How James Franklin failed as a coach and a person
James Franklin’s departure from Vanderbilt to take over for Bill O’Brien as head coach at Penn State was met with what could be described as congratulatory displeasure. The taste left in the mouths of Vanderbilt students, alumni, and fans was bitter, but not unpalatable. Franklin, after all, had helped turn the program around. The Commodores had just come off back-to-back 9-4 finishes, which represented a stark improvement from anything the eras of Bobby Johnson, Woody Widenhofer, or Rob Dowhower, etc, etc. had produced.
Franklin purchased space in The Tennessean to thank Vanderbilt fans in January. Soon after the poaching began. Several of the top recruits who had previously committed to Vanderbilt flipped their commitments to follow Franklin to Penn State. It was apparent these athletes were interested in playing for Franklin, not Vanderbilt. It was cutthroat recruiting but not against the rules. There was something about his pursuit of athletes that established a connection. He reshaped a program. He was its leader. Then he was gone.
Here’s SB Nation’s Steven Godfrey on how Franklin went from a seemingly uninspiring hire at Vanderbilt to architect of the football program’s arrival in the SEC:
Over time, Franklin would find an identity as the coach who overhauled an outdated conditioning program with the help of longtime Maryland strength and conditioning coach Dwight Galt. He would be the one who, in a season of uniform fads across the sport, instituted the simple switch to all-black uniforms for big games, which caused some players to literally weep.
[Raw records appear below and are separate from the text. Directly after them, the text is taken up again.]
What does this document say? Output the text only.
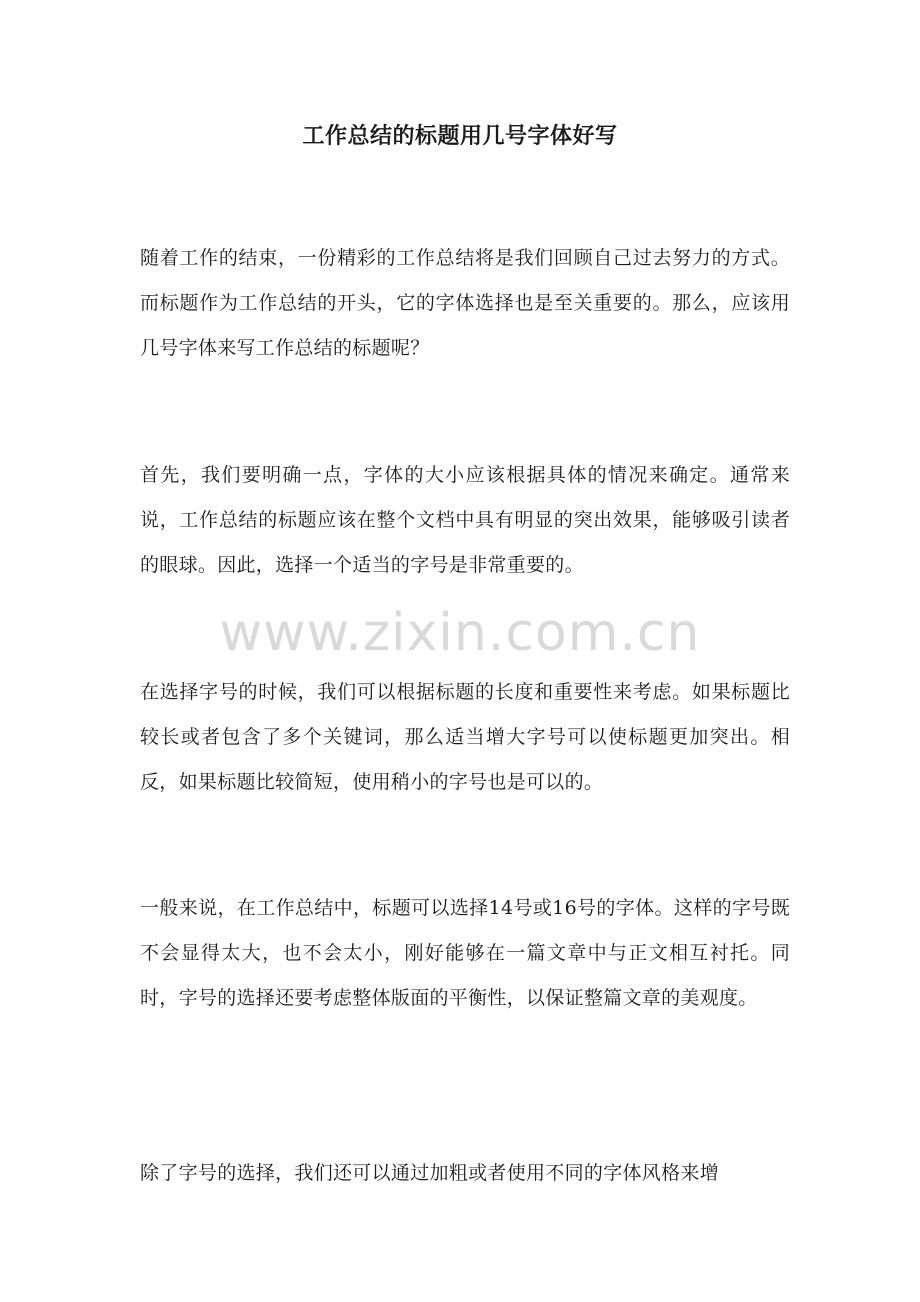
工作总结的标题用几号字体好写

随着工作的结束，一份精彩的工作总结将是我们回顾自己过去努力的方式。而标题作为工作总结的开头，它的字体选择也是至关重要的。那么，应该用几号字体来写工作总结的标题呢？

首先，我们要明确一点，字体的大小应该根据具体的情况来确定。通常来说，工作总结的标题应该在整个文档中具有明显的突出效果，能够吸引读者的眼球。因此，选择一个适当的字号是非常重要的。

www.zixin.com.cn

在选择字号的时候，我们可以根据标题的长度和重要性来考虑。如果标题比较长或者包含了多个关键词，那么适当增大字号可以使标题更加突出。相反，如果标题比较简短，使用稍小的字号也是可以的。

一般来说，在工作总结中，标题可以选择14号或16号的字体。这样的字号既不会显得太大，也不会太小，刚好能够在一篇文章中与正文相互衬托。同时，字号的选择还要考虑整体版面的平衡性，以保证整篇文章的美观度。

除了字号的选择，我们还可以通过加粗或者使用不同的字体风格来增
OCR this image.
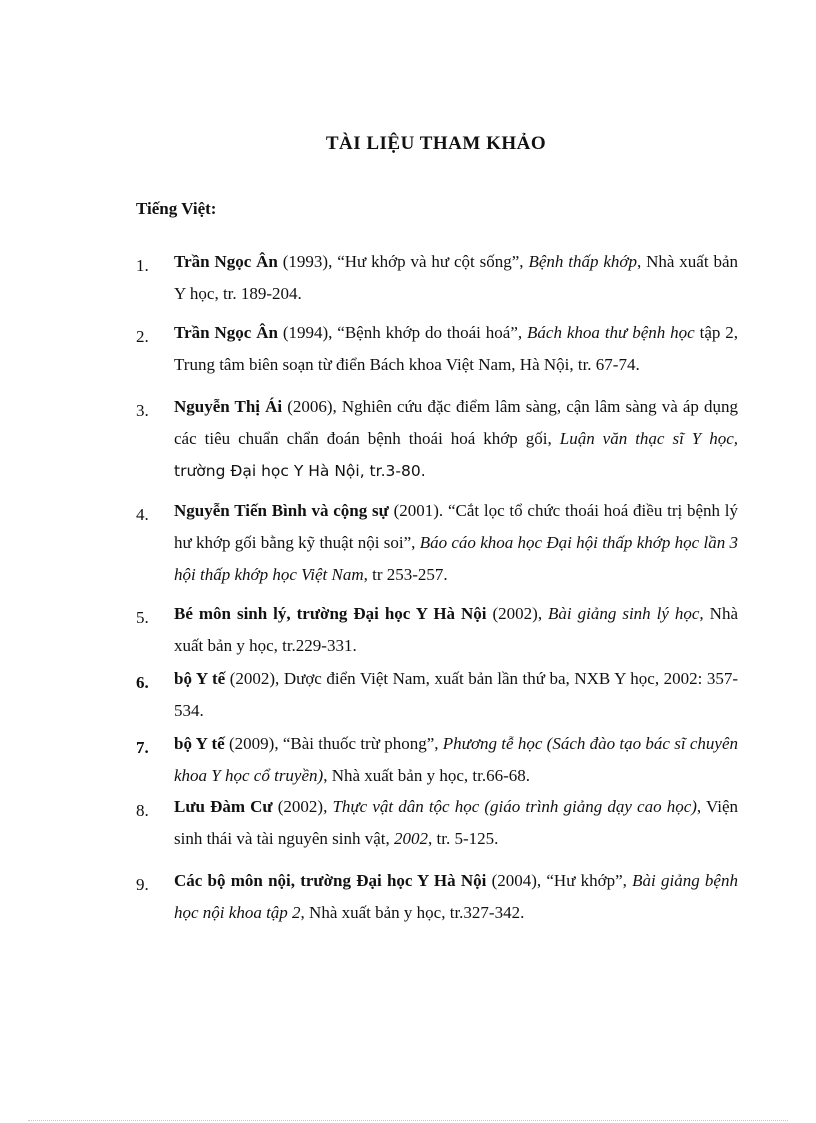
TÀI LIỆU THAM KHẢO
Tiếng Việt:
1.	Trần Ngọc Ân (1993), “Hư khớp và hư cột sống”, Bệnh thấp khớp, Nhà xuất bản Y học, tr. 189-204.
2.	Trần Ngọc Ân (1994), “Bệnh khớp do thoái hoá”, Bách khoa thư bệnh học tập 2, Trung tâm biên soạn từ điển Bách khoa Việt Nam, Hà Nội, tr. 67-74.
3.	Nguyễn Thị Ái (2006), Nghiên cứu đặc điểm lâm sàng, cận lâm sàng và áp dụng các tiêu chuẩn chẩn đoán bệnh thoái hoá khớp gối, Luận văn thạc sĩ Y học, trường Đại học Y Hà Nội, tr.3-80.
4.	Nguyễn Tiến Bình và cộng sự (2001). “Cắt lọc tổ chức thoái hoá điều trị bệnh lý hư khớp gối bằng kỹ thuật nội soi”, Báo cáo khoa học Đại hội thấp khớp học lần 3 hội thấp khớp học Việt Nam, tr 253-257.
5.	Bé môn sinh lý, trường Đại học Y Hà Nội (2002), Bài giảng sinh lý học, Nhà xuất bản y học, tr.229-331.
6.	bộ Y tế (2002), Dược điển Việt Nam, xuất bản lần thứ ba, NXB Y học, 2002: 357-534.
7.	bộ Y tế (2009), “Bài thuốc trừ phong”, Phương tễ học (Sách đào tạo bác sĩ chuyên khoa Y học cổ truyền), Nhà xuất bản y học, tr.66-68.
8.	Lưu Đàm Cư (2002), Thực vật dân tộc học (giáo trình giảng dạy cao học), Viện sinh thái và tài nguyên sinh vật, 2002, tr. 5-125.
9.	Các bộ môn nội, trường Đại học Y Hà Nội (2004), “Hư khớp”, Bài giảng bệnh học nội khoa tập 2, Nhà xuất bản y học, tr.327-342.
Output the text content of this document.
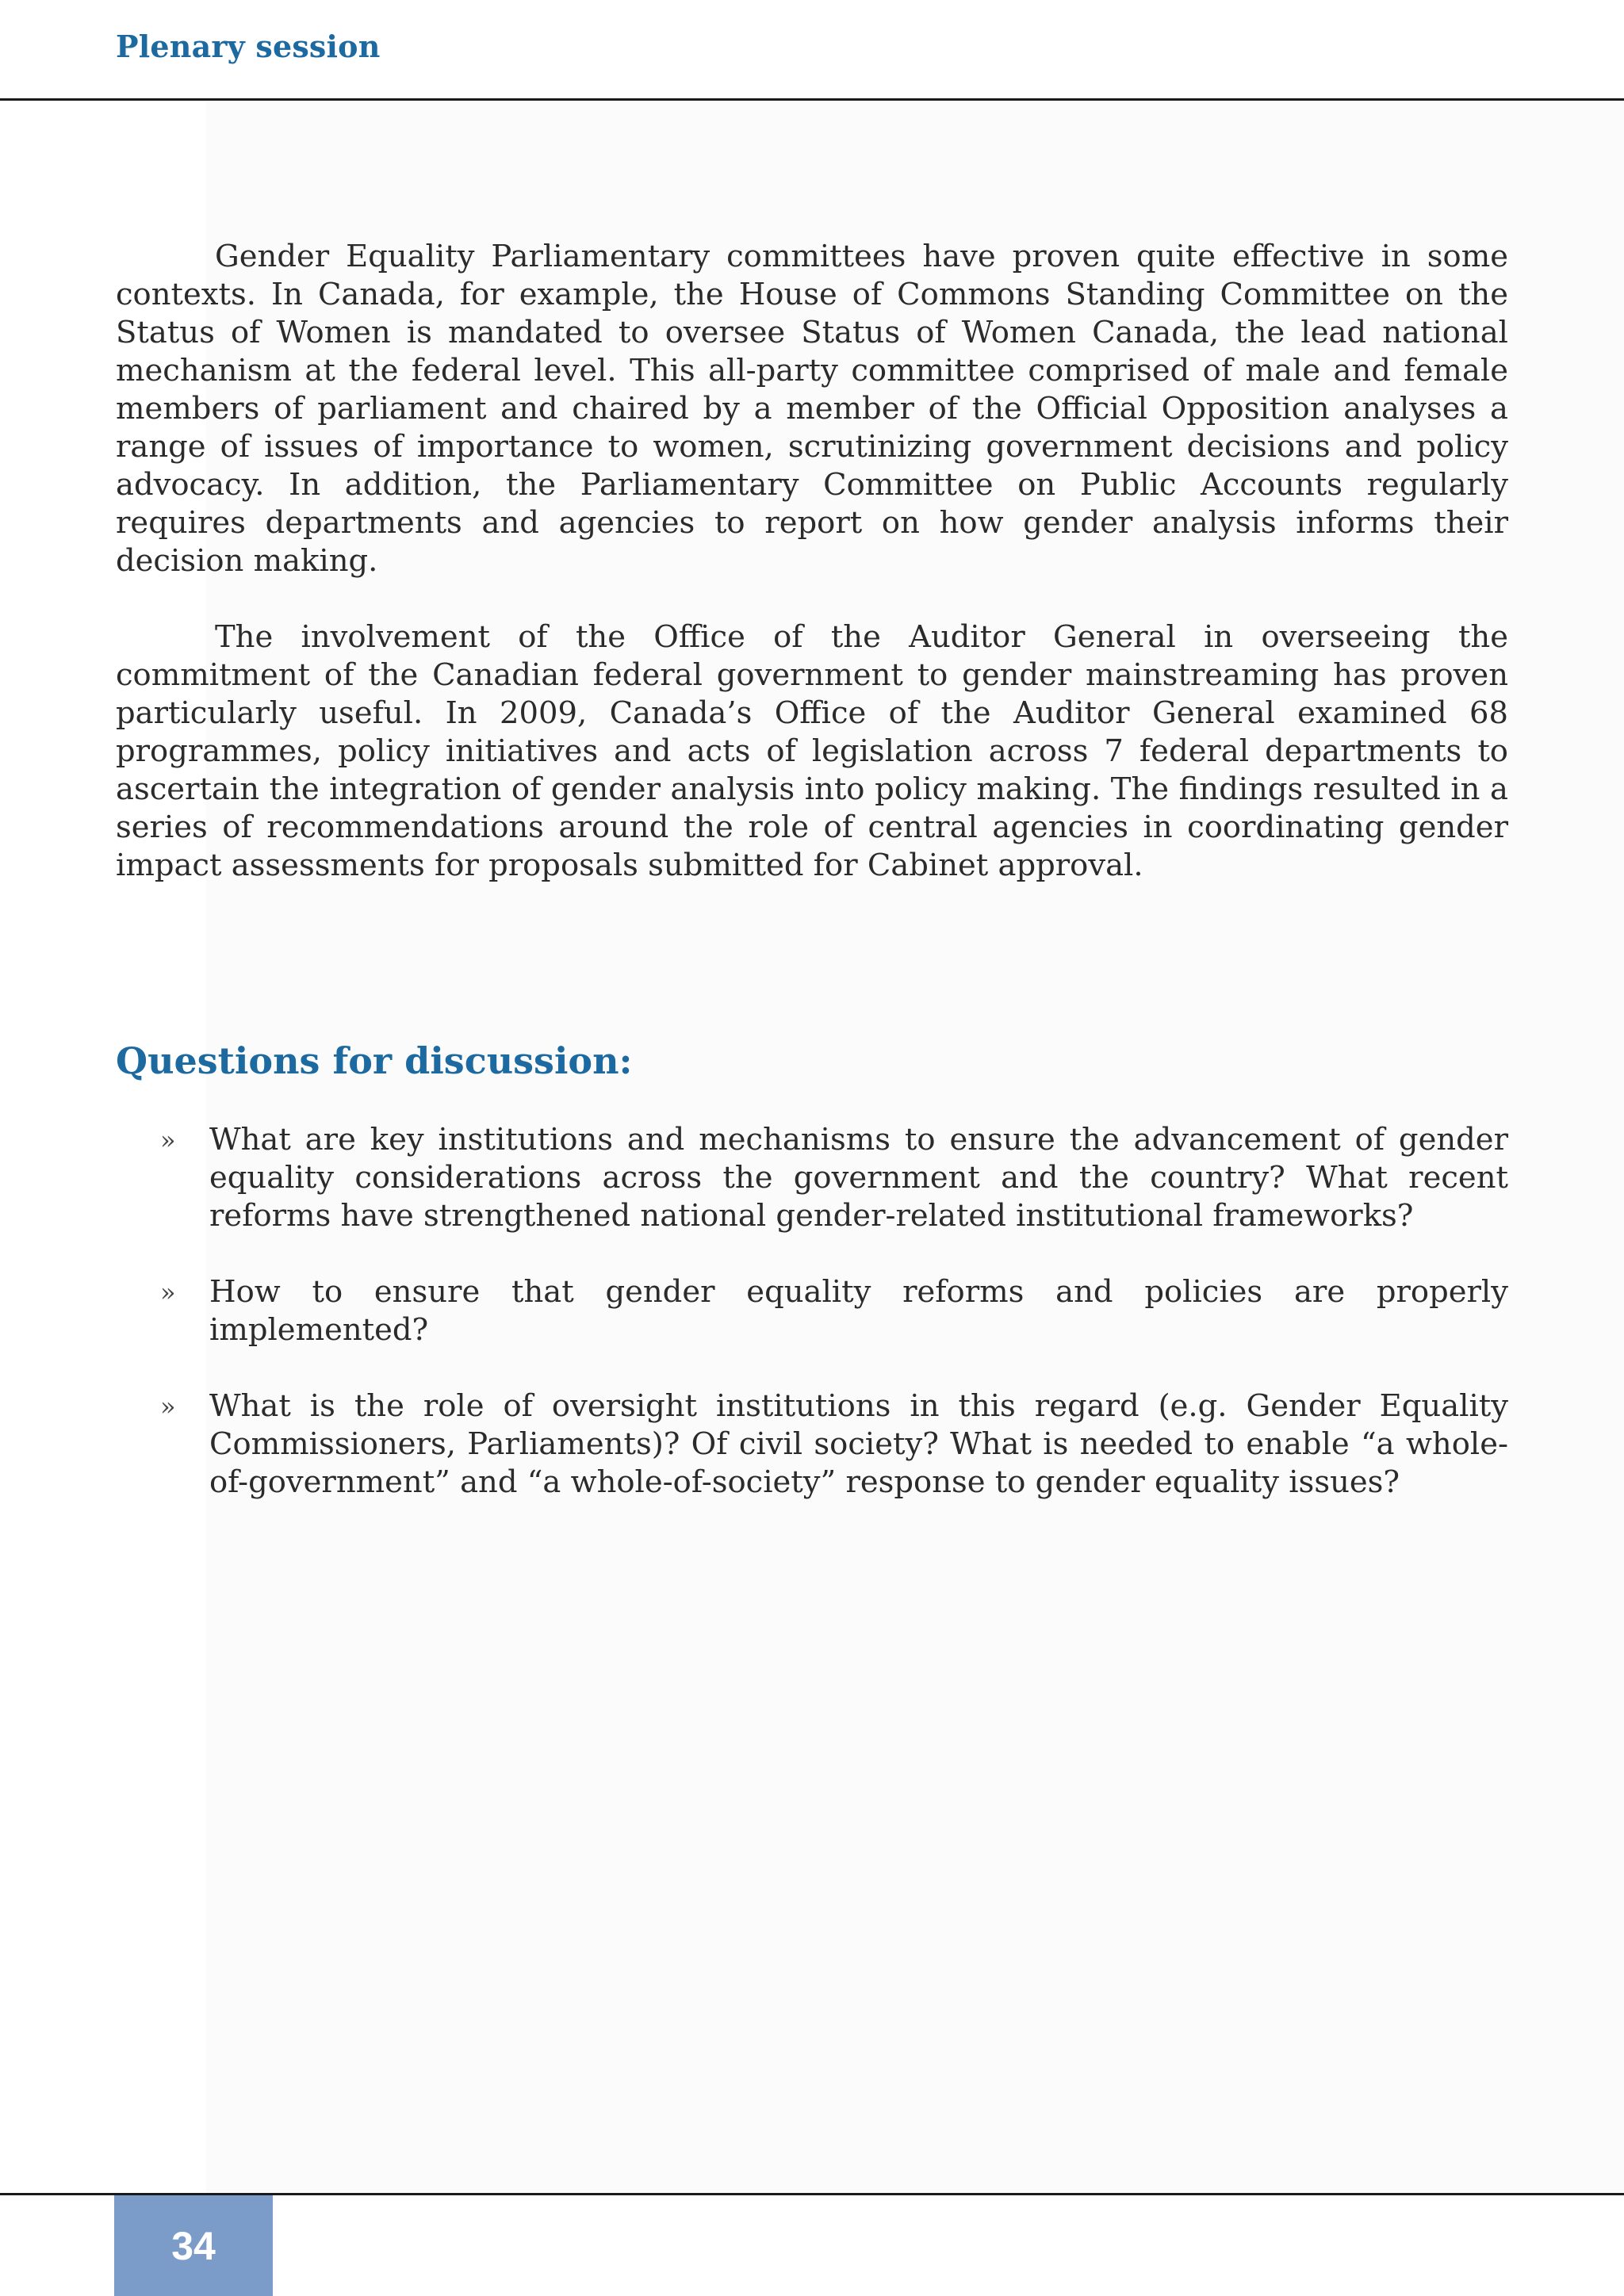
Plenary session

Gender Equality Parliamentary committees have proven quite effective in some contexts. In Canada, for example, the House of Commons Standing Committee on the Status of Women is mandated to oversee Status of Women Canada, the lead national mechanism at the federal level. This all-party committee comprised of male and female members of parliament and chaired by a member of the Official Opposition analyses a range of issues of importance to women, scrutinizing government decisions and policy advocacy. In addition, the Parliamentary Committee on Public Accounts regularly requires departments and agencies to report on how gender analysis informs their decision making.

The involvement of the Office of the Auditor General in overseeing the commitment of the Canadian federal government to gender mainstreaming has proven particularly useful. In 2009, Canada’s Office of the Auditor General examined 68 programmes, policy initiatives and acts of legislation across 7 federal departments to ascertain the integration of gender analysis into policy making. The findings resulted in a series of recommendations around the role of central agencies in coordinating gender impact assessments for proposals submitted for Cabinet approval.

Questions for discussion:
» What are key institutions and mechanisms to ensure the advancement of gender equality considerations across the government and the country? What recent reforms have strengthened national gender-related institutional frameworks?
» How to ensure that gender equality reforms and policies are properly implemented?
» What is the role of oversight institutions in this regard (e.g. Gender Equality Commissioners, Parliaments)? Of civil society? What is needed to enable “a whole-of-government” and “a whole-of-society” response to gender equality issues?
34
He would be the rookie head coach not afraid to tangle with Georgia defensive coordinator Todd Grantham at midfield, and the man in charge who was so often emotional at both ends of the spectrum that he would regularly fight back tears in postgame press conferences.
And he'd become the guy who won the non-conference games you're supposed to in the SEC, led two unabashed beat downs of suddenly inferior conference opponents and scared the crap out of the SEC elites, all with a team that won four games in two seasons.
Now, nearly five months after Penn State hired Franklin, allegations in a new report on the details of a rape investigation shrouded in secrecy reveal a damning and disgusting side of the former Vanderbilt coach.
Defense attorneys for one of the four men charged with five counts of aggravated rape stemming from a June 23rd incident on Vanderbilt campus filed a motion on Tuesday to “dismiss the case or reprimand prosecutors for destroying or failing to preserve evidence.” Among the evidence missing, according to the defense, were thousands of text messages and at least 220 phone calls from the victim’s phone, police interviews with friends of the victim, DNA test results from another man, an interview with the girlfriend of former starting quarterback Austyn Carta Samuels, and the text messages and phone records of Franklin and two other Vanderbilt staff members.
The report cites records to claim that Franklin and director of performance enhancement Dwight Galt (also now at Penn State) contacted the victim in the days following the rape.
Via The Tennessean:
Referring to records, the attorneys said the victim was contacted by Franklin and Galt during a medical examination four days after the rape to explain "that they cared about her because she assisted them with recruiting."
It went on to say that at some point, "Coach Franklin called her in for a private meeting and told her he wanted her to get fifteen pretty girls together and form a team to assist with the recruiting even though he knew it was against the rules. He added that all the other colleges did it."
Franklin has refused to comment. It’s a troubling situation for the coach and his former program. The case is very disturbing, from the details of the incident on down through the apparent incompetence exercised in the investigation and secrecy around the handling of evidence.
This is not to say that Franklin is complicit, but if the details of his recruiting request are accurate then it certainly paints him as a despicable person who sexually exploited women to help land a few prized recruits. The alleged cover up of his working relationship with the victim should not go unpunished. It’s college football, though, so it very well could.
Closure in the Vanderbilt rape case does not appear imminent. It’s yet another example of the rights and well being of a young woman being trampled in an effort to protect the interests of a football program and the men who run it. Hopefully some form of justice can be reached in this case that continues to become even more convoluted.